Métissage de l'équipe. Costumier irlando new-yorkais de James Gray, déco américaine de Ang Lee, son japonais de Jane Campion et image de Yorgos, le grec.
Goût des mélanges, comme Alice. Je pense que depuis mes débuts, ma petite fabrique de films n'a cessé d'expérimenter cela et de voyager pour cela. Le cinéma est ma route des épices à moi et NY cette fois sent le cumin et le paprika.
Keitel, Béart, NY ! La belle affiche ! Arvanitis, Benacquista…
A Paris beaucoup de producteurs en rêvent mais pourquoi tant de peur à sortir du territoire ? Les chaînes n'aiment pas les films en langue anglaise, les financiers ont peur de moi. Laurent et Michèle sont là. Pas froid aux yeux, de la passion, de l'orgueil et des idées à revendre pour maintenant affronter le rêve.
NY a perdu sa mythologie de la rue, des voitures, des quartiers ritals et chinois. Elle s'est, comme le reste du monde, uniformisée. Il ne s'agissait donc plus de célébrer cela. Je suis venu à NY comme dans une ville qui aurait perdu sa lumière, comme si un matin le soleil ne s'était plus levé. J'ai suivi un destin de déraison dans ce petit matin gris et Alice m'aura conduit jusqu'au corps de Roger, affalé au bord de l'autoroute, telle une pièce de gibier, encore chaude du sang de sa course.
NY est la ville de la solitude et de l'amour. J'aimerais connaître la vie de chacune de ces petites fenêtres éclairées, imbriquées dans toutes les géométries des tours fantômes.
Alice convoque en elle le diable pour sauver l'amour de Vincent. Mais on ne flirte pas avec le diable impunément. Le diable reviendra en chair et en os, il se présentera à elle, qui plus est amoureux d'elle, et elle devra coucher avec lui puis le tuer de ses propres mains pour s'en débarrasser.
C'est un peu Alice sous le soleil de Satan. Un soleil noir et acerbe comme les nuits de NY.
Je voulais un film modeste, très près des personnages, qui leur colle à la peau, rocailleux, âpre, cru où l'on sent la sueur, la pisse, et le sang. Des personnages solitaires, secrets, chacun traversé d'une folie d'amour ; Vincent, folie du souvenir de sa première femme assassinée, Alice folle amoureuse de son voisin au point de faire tuer un innocent pour que l'amour triomphe, et Roger fou d'amour au point de se " marier " avec celle qui aura voulu sa mort.
Alice à sa manière tombe amoureuse de sa victime, son sentiment devient trouble, est-ce une femme entre deux hommes et ne va-t-elle pas jusqu'au bout de son dessein pour se refuser à ce dilemme ? L'homme nauséabond qu'elle sacrifie, sous la grâce de cette fille qui lui tombe du ciel, devint beau, séduisant, sensuel et Alice se voit sacrifier un homme admirable.
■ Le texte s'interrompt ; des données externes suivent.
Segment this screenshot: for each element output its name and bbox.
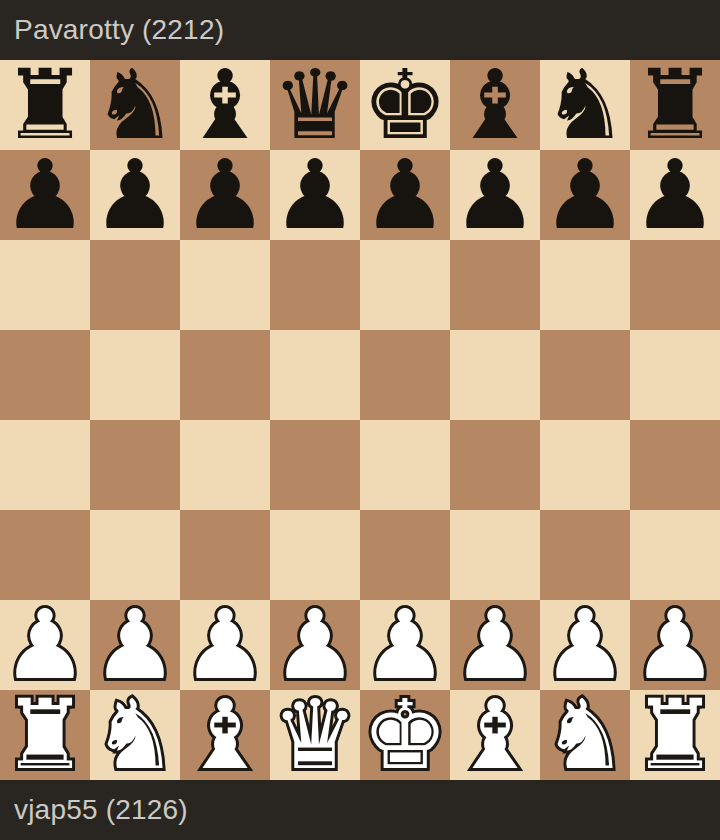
piece-black-pawn[interactable]: ♟ [0, 150, 90, 240]
piece-black-rook[interactable]: ♜ [630, 60, 720, 150]
piece-white-knight[interactable]: ♞♞ [540, 690, 630, 780]
square-e8[interactable]: ♚ [360, 60, 450, 150]
square-f7[interactable]: ♟ [450, 150, 540, 240]
square-g7[interactable]: ♟ [540, 150, 630, 240]
piece-white-knight[interactable]: ♞♞ [90, 690, 180, 780]
square-c2[interactable]: ♟♟ [180, 600, 270, 690]
square-e6[interactable] [360, 240, 450, 330]
square-e7[interactable]: ♟ [360, 150, 450, 240]
square-f8[interactable]: ♝ [450, 60, 540, 150]
piece-white-pawn[interactable]: ♟♟ [270, 600, 360, 690]
square-b8[interactable]: ♞ [90, 60, 180, 150]
square-h1[interactable]: ♜♜ [630, 690, 720, 780]
piece-black-knight[interactable]: ♞ [540, 60, 630, 150]
piece-white-rook[interactable]: ♜♜ [630, 690, 720, 780]
square-h8[interactable]: ♜ [630, 60, 720, 150]
square-b1[interactable]: ♞♞ [90, 690, 180, 780]
square-d1[interactable]: ♛♛ [270, 690, 360, 780]
piece-white-pawn[interactable]: ♟♟ [180, 600, 270, 690]
square-d5[interactable] [270, 330, 360, 420]
piece-white-pawn[interactable]: ♟♟ [630, 600, 720, 690]
square-e2[interactable]: ♟♟ [360, 600, 450, 690]
top-player-name: Pavarotty (2212) [14, 14, 224, 46]
square-g1[interactable]: ♞♞ [540, 690, 630, 780]
square-e4[interactable] [360, 420, 450, 510]
piece-white-pawn[interactable]: ♟♟ [450, 600, 540, 690]
square-b6[interactable] [90, 240, 180, 330]
bottom-player-name: vjap55 (2126) [14, 794, 188, 826]
square-f4[interactable] [450, 420, 540, 510]
square-a3[interactable] [0, 510, 90, 600]
square-e3[interactable] [360, 510, 450, 600]
square-h7[interactable]: ♟ [630, 150, 720, 240]
square-f1[interactable]: ♝♝ [450, 690, 540, 780]
piece-black-pawn[interactable]: ♟ [540, 150, 630, 240]
square-e1[interactable]: ♚♚ [360, 690, 450, 780]
square-g3[interactable] [540, 510, 630, 600]
piece-white-queen[interactable]: ♛♛ [270, 690, 360, 780]
square-d4[interactable] [270, 420, 360, 510]
square-d6[interactable] [270, 240, 360, 330]
square-h4[interactable] [630, 420, 720, 510]
square-g2[interactable]: ♟♟ [540, 600, 630, 690]
piece-black-rook[interactable]: ♜ [0, 60, 90, 150]
square-d7[interactable]: ♟ [270, 150, 360, 240]
square-h5[interactable] [630, 330, 720, 420]
piece-white-pawn[interactable]: ♟♟ [90, 600, 180, 690]
square-b7[interactable]: ♟ [90, 150, 180, 240]
square-g4[interactable] [540, 420, 630, 510]
piece-black-pawn[interactable]: ♟ [270, 150, 360, 240]
square-e5[interactable] [360, 330, 450, 420]
square-h2[interactable]: ♟♟ [630, 600, 720, 690]
square-b3[interactable] [90, 510, 180, 600]
square-b4[interactable] [90, 420, 180, 510]
square-g6[interactable] [540, 240, 630, 330]
square-b2[interactable]: ♟♟ [90, 600, 180, 690]
piece-white-bishop[interactable]: ♝♝ [450, 690, 540, 780]
square-f5[interactable] [450, 330, 540, 420]
piece-black-pawn[interactable]: ♟ [360, 150, 450, 240]
piece-white-pawn[interactable]: ♟♟ [360, 600, 450, 690]
piece-black-knight[interactable]: ♞ [90, 60, 180, 150]
square-b5[interactable] [90, 330, 180, 420]
piece-white-rook[interactable]: ♜♜ [0, 690, 90, 780]
square-h6[interactable] [630, 240, 720, 330]
piece-white-pawn[interactable]: ♟♟ [0, 600, 90, 690]
square-c8[interactable]: ♝ [180, 60, 270, 150]
square-a4[interactable] [0, 420, 90, 510]
square-c5[interactable] [180, 330, 270, 420]
square-c4[interactable] [180, 420, 270, 510]
piece-black-king[interactable]: ♚ [360, 60, 450, 150]
square-f6[interactable] [450, 240, 540, 330]
square-g8[interactable]: ♞ [540, 60, 630, 150]
square-h3[interactable] [630, 510, 720, 600]
piece-black-queen[interactable]: ♛ [270, 60, 360, 150]
piece-black-bishop[interactable]: ♝ [450, 60, 540, 150]
square-a7[interactable]: ♟ [0, 150, 90, 240]
square-d2[interactable]: ♟♟ [270, 600, 360, 690]
square-d8[interactable]: ♛ [270, 60, 360, 150]
piece-black-pawn[interactable]: ♟ [180, 150, 270, 240]
square-a1[interactable]: ♜♜ [0, 690, 90, 780]
square-d3[interactable] [270, 510, 360, 600]
piece-white-king[interactable]: ♚♚ [360, 690, 450, 780]
chess-board: ♜♞♝♛♚♝♞♜♟♟♟♟♟♟♟♟♟♟♟♟♟♟♟♟♟♟♟♟♟♟♟♟♜♜♞♞♝♝♛♛… [0, 60, 720, 780]
piece-black-bishop[interactable]: ♝ [180, 60, 270, 150]
square-f2[interactable]: ♟♟ [450, 600, 540, 690]
square-g5[interactable] [540, 330, 630, 420]
square-a2[interactable]: ♟♟ [0, 600, 90, 690]
square-a8[interactable]: ♜ [0, 60, 90, 150]
piece-black-pawn[interactable]: ♟ [450, 150, 540, 240]
square-c6[interactable] [180, 240, 270, 330]
piece-white-pawn[interactable]: ♟♟ [540, 600, 630, 690]
square-c1[interactable]: ♝♝ [180, 690, 270, 780]
piece-black-pawn[interactable]: ♟ [90, 150, 180, 240]
square-a5[interactable] [0, 330, 90, 420]
square-c7[interactable]: ♟ [180, 150, 270, 240]
piece-black-pawn[interactable]: ♟ [630, 150, 720, 240]
square-c3[interactable] [180, 510, 270, 600]
square-a6[interactable] [0, 240, 90, 330]
piece-white-bishop[interactable]: ♝♝ [180, 690, 270, 780]
square-f3[interactable] [450, 510, 540, 600]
Le scénario était moins troublant, Emmanuelle choisit de ne pas choisir. Harvey a retrouvé son sex-appeal et Emmanuelle retarde le moment où elle s'en débarrassera.
" J'ai vu au fond de tes yeux de l'amour et même si c'est de l'amour qui vient de l'enfer, j'en veux encore et encore ". C'est Roger qui dit ça et ce pourrait être Harvey. J'aime la folie de cet homme qui ne veut pas croire au mensonge d'amour d'Alice et préfère recommencer sa vie avec elle comme si rien ne s'était passé. Elle a voulu le tuer, il veut la reconquérir. Ce rôle colle à la peau d'Harvey, cet amoureux transi et rebelle.
Je me fous du cinéma à NY, pas de voyage cinéphilique, je plonge dans cette ville comme un immigré, la démerde, les rescousses, la trouille, les ardeurs et les joies.
Faire un film, un an de permis de travail, tenter sa chance là-bas comme tant d'autres. Etre comme le dirait Tonino, quelqu'un d'autre, une autre peau, une autre vie.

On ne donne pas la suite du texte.